What is the problem with having cracked heels?

Cracked HeelsThe number one problem with having cracked heels is the pain that this issue can cause.

Depending on your general health,  infections  can arise from cracked heels. Because the deeper flesh is exposed, bacteria can track in further that it can with just a superficial scratch. This is especially true for people with compromised immune systems, those on chemotherapy, Rheumatoid Arthritis drugs and those with diabetes.

More minor issues include the cosmetic outcome. Split heels can also be unsightly as dirt and blood gets imbedded in the grooves and can be impossible to wash out.

Also, spouses often complain that their own shins get brutalised during the night.  Often, it is the spouse who insists that cracked heels must be treated.

Why don’t Cracked Heels heal?

The thickened top layer of the skin is not alive.  Therefore, it has no potential to heal any cuts or splits etc. Once it is damaged it cannot repair itself. Inside the heel, there is a big blob of fibrous tissue that sits under the heel bone. When you are not standing on it, it is mostly under the bone. When you bear weight, this tissue bulges out to the side. As you walk, the heel pad changes shape with each step. This leads to the cracks constantly opening and closing. Where the skin has a fault line (i.e. the split), the good skin below it is under a lot of stress from this motion.  It can split open and bleed which is very painful. When the deeper living flesh heals, the pain goes for a time. The crack in the dead top surface of the skin persists though and the cycle repeats.

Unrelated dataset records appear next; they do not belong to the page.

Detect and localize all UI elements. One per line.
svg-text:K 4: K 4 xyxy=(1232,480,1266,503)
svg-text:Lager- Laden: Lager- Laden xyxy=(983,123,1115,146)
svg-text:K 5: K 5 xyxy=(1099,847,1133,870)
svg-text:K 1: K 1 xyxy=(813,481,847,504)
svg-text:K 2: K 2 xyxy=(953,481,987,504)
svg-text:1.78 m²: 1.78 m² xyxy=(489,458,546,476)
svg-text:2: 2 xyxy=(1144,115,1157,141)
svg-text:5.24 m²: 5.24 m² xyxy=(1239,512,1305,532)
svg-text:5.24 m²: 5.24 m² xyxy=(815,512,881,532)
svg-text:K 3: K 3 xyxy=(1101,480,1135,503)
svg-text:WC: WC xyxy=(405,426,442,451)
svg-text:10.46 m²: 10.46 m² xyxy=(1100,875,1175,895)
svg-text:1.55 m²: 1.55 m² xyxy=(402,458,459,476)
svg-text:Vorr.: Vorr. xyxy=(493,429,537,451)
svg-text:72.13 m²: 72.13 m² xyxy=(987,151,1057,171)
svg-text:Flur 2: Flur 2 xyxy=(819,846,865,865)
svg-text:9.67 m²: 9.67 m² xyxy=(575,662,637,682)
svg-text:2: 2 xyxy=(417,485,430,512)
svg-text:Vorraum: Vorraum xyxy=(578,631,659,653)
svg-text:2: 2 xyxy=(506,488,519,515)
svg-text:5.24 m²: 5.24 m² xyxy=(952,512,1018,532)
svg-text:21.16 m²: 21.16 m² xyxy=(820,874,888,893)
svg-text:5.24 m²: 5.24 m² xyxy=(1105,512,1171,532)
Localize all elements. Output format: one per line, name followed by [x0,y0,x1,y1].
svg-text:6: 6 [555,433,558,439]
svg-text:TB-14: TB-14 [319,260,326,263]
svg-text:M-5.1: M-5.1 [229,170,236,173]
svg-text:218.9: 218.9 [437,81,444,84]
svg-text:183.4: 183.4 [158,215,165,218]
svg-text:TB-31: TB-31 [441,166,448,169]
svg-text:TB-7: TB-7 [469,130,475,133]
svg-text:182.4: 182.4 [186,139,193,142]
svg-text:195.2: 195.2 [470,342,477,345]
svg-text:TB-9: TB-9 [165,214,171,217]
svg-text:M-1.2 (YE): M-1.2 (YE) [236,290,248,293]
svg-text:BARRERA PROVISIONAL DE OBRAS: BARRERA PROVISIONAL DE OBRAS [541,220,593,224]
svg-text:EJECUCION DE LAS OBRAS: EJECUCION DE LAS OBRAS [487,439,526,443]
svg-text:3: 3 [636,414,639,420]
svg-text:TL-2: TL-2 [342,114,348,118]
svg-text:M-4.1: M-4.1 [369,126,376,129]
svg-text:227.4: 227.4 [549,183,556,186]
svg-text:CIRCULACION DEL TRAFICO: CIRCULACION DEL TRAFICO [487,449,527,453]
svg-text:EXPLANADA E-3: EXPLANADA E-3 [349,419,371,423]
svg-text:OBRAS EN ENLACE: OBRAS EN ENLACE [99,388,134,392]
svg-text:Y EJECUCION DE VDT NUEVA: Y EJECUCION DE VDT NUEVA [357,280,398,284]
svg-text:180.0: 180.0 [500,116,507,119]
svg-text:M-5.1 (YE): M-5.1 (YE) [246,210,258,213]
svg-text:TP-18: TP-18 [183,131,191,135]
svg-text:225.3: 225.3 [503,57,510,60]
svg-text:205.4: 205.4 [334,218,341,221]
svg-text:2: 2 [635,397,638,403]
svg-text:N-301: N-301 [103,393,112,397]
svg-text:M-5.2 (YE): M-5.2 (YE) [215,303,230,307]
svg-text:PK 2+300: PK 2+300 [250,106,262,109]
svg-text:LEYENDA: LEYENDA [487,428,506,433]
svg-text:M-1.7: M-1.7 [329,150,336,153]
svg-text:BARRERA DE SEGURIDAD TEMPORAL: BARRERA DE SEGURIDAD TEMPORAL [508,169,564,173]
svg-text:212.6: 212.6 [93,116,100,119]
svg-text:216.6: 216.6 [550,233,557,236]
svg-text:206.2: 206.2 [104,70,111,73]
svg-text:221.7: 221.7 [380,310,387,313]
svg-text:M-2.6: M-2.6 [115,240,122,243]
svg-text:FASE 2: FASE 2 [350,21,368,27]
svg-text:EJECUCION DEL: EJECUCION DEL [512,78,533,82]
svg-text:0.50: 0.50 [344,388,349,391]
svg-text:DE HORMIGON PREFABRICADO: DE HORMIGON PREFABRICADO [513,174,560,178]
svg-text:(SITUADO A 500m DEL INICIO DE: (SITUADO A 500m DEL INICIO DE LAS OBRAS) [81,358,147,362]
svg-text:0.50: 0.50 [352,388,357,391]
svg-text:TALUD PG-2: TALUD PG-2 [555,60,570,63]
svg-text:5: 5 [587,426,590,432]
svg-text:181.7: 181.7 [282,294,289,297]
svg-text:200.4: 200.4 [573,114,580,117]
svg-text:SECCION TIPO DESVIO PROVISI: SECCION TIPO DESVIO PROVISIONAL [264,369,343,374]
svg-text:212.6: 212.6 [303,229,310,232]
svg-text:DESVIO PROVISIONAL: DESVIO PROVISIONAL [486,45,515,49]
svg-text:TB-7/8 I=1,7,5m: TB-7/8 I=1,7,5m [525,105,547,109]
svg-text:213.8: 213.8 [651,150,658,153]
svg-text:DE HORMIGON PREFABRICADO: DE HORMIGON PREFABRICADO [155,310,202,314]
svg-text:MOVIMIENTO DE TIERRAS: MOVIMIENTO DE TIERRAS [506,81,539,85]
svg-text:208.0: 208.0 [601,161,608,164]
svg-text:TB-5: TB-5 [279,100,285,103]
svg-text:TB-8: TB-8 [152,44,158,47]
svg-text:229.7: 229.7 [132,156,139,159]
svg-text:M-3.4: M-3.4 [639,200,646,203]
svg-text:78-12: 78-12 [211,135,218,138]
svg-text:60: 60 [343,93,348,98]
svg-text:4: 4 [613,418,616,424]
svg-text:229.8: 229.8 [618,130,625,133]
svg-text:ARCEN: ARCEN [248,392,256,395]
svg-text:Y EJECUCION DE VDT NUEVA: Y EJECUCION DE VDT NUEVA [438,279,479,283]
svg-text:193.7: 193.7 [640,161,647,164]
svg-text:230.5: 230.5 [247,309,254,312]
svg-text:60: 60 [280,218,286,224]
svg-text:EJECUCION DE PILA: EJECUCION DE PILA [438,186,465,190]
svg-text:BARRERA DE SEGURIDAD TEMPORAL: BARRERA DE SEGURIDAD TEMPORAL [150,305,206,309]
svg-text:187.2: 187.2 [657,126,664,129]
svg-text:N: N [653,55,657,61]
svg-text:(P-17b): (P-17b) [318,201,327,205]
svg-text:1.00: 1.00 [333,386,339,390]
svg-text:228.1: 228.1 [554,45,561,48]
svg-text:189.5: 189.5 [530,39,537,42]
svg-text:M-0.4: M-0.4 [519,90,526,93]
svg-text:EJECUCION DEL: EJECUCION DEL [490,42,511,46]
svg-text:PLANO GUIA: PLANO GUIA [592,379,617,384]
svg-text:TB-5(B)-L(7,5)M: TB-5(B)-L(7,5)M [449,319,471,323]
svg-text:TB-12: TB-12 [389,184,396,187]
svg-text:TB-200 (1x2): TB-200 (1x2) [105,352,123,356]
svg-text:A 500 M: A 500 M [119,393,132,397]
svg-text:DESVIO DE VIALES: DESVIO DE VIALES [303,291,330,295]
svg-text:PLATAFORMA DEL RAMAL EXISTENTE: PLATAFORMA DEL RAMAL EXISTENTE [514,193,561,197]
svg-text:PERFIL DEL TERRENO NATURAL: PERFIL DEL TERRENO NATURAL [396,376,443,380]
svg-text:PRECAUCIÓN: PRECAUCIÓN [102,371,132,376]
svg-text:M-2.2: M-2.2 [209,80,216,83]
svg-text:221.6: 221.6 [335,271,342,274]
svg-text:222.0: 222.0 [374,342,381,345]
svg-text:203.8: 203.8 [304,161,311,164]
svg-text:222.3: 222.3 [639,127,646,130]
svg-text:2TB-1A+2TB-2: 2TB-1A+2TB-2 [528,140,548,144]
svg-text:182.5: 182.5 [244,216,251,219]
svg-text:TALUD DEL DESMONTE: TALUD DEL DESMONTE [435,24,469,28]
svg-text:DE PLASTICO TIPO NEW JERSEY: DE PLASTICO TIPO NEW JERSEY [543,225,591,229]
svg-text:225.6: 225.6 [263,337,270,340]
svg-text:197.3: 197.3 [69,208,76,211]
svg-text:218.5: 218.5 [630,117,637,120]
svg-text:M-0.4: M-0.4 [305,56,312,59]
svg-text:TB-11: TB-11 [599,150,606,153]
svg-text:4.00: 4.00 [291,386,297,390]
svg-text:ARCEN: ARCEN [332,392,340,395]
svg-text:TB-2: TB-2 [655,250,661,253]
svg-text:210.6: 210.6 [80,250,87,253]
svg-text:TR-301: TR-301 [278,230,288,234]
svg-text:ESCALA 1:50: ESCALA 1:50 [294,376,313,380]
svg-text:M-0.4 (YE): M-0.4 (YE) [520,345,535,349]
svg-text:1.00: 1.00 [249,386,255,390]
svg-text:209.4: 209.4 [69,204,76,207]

What can be done about Cracked Heels?

Fortunately, the treatment is simple, effective and painless. Now that you know that the skin around the heel is dead, you can appreciate that this also means that it doesn’t have any nerves.  This means it can be removed by the podiatrist painlessly, kind of like a hair cut. If the problem is mild, that may be all that is required. If the cracks go too deep, you might need a ‘two part’ cure.  A second appointment can be needed around 3 weeks after the first. If you haven’t already bought heel ointment, hold off until seeing the podiatrist. Many commercial preparations are very greasy and pose a slip hazard as well as being annoying to apply. The podiatrist may also teach you a taping method that will stop pain straight away if another split should occur.